1) First 2FA value is captured by phish site, and passed through. At this point if login was to succeed they would have control of your account.
2) Registrar sees unknown & geographically disparate IP (the phish site) logging into that account, sends SMS to client with further instructions to further verify the login.
3) SMS warns of possible breach and advises client to load registrar site directly in order to complete login, which may then require them to change password, or confirm that the new IP on the other side of the world is actually legit.

[Adraco]

I have my domains at Fabulous and I have been getting those too.

One way to catch those are that they are sent to the domainprivacy email. Fabulous always communicate with me on my real email, via a forwarding email address, which is of course unique and only used for just Fabulous. It contains letters and numbers in a certain order, only Fabulous knows about this email to even exist and it would be highly unlikely for anyone else to guess the email. Thereby, once I receive an email addressed to that forwarding address, then I can quite safely assume it is real and everything else gets ignored.

But I found the same emails in my Gmail spam box, with the domain
http:// shakilkumar . com/abuse_report . php?domain.com

You can remove the ?domain.com and see, it will try to download a .pdf.scr file. Pretending to be the complaint in PDF format but in reality an executable .scr file. Of course I didn't download the file nor did I enter my own domain after the question mark.

[Vendot]

Quote:

Originally Posted by rowan

1) First 2FA value is captured by phish site, and passed through. At this point if login was to succeed they would have control of your account.

Yes but if for example, If I login to Namecheap and provide my 2FA - that password is valid only the moment I use it because 2FA is in effect an OTP (one time password).

Since I am using it as soon as I am receiving it, the 2FA is of no use to the phisher who has no way to obtain a new one because he doesn't own my phone. I think technically its possible but difficult for a phish site to use a 2FA.

[rowan]

Quote:

Originally Posted by Vendot

Yes but if for example, If I login to Namecheap and provide my 2FA - that password is valid only the moment I use it because 2FA is in effect an OTP (one time password).

Since I am using it as soon as I am receiving it, the 2FA is of no use to the phisher who has no way to obtain a new one because he doesn't own my phone.

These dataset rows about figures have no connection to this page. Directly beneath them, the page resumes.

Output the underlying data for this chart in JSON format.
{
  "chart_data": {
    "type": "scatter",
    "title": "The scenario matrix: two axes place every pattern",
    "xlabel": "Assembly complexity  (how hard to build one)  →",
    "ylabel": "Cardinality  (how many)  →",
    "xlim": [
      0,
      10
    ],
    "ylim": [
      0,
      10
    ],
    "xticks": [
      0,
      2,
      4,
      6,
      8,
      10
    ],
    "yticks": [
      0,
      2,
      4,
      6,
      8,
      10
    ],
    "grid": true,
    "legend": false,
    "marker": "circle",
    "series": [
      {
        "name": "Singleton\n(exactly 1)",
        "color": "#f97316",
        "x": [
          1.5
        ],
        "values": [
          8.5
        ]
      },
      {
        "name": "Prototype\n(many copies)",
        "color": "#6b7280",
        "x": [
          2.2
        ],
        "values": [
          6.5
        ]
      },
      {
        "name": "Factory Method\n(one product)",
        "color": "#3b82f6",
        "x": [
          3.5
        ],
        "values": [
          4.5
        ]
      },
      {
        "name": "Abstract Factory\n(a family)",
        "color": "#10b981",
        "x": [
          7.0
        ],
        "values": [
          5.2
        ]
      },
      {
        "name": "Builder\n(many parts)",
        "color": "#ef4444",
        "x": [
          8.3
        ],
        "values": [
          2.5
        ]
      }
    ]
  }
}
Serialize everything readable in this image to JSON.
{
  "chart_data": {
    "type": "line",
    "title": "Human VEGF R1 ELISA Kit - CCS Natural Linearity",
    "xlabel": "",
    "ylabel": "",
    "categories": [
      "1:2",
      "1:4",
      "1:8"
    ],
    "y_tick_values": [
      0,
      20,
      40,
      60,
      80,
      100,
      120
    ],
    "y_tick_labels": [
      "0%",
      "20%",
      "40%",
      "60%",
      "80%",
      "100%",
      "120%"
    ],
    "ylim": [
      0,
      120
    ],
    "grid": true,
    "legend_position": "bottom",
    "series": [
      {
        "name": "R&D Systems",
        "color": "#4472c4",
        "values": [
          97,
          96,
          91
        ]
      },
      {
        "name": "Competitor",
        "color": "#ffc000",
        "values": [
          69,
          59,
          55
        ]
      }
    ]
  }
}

I think technically its possible but difficult for a phish site to use a 2FA.

You're not getting it.

If you're logging in via the phish site, which then relays your username, password and a valid 2FA token to the registrar, they control your session. There is only the 2FA challenge once, at login; every subsequent load will present some sort of session identifier, in the URL, or a cookie. Since you're going via the phish site, they can capture that session identifier, and now they own your session.

Then it's as simple as printing a "we were wrong, apologies for the inconvenience," with a fake logout button, to make the user go away (remember they're responding to a notice about their domain, not just routinely logging in to do something else.) Phish site still owns the active session and can do anything with your account that does not require another 2FA challenge.

[Vendot]

Quote:

Originally Posted by rowan

If you're logging in via the phish site, which then relays your username, password and a valid 2FA token to the registrar, they control your session.

Oh I see. Now I understand.

So if the domain site detects login from unusual IP location, that gets flagged and prompts domain site to force a second 2FA request and require a second verification via logging in through browser rather than email link. Is this what you are saying? I do think it addresses something which people should be strongly advised against doing anyway which is logging into their account via email link.

It needs work but its a good idea - I will also suggest this one.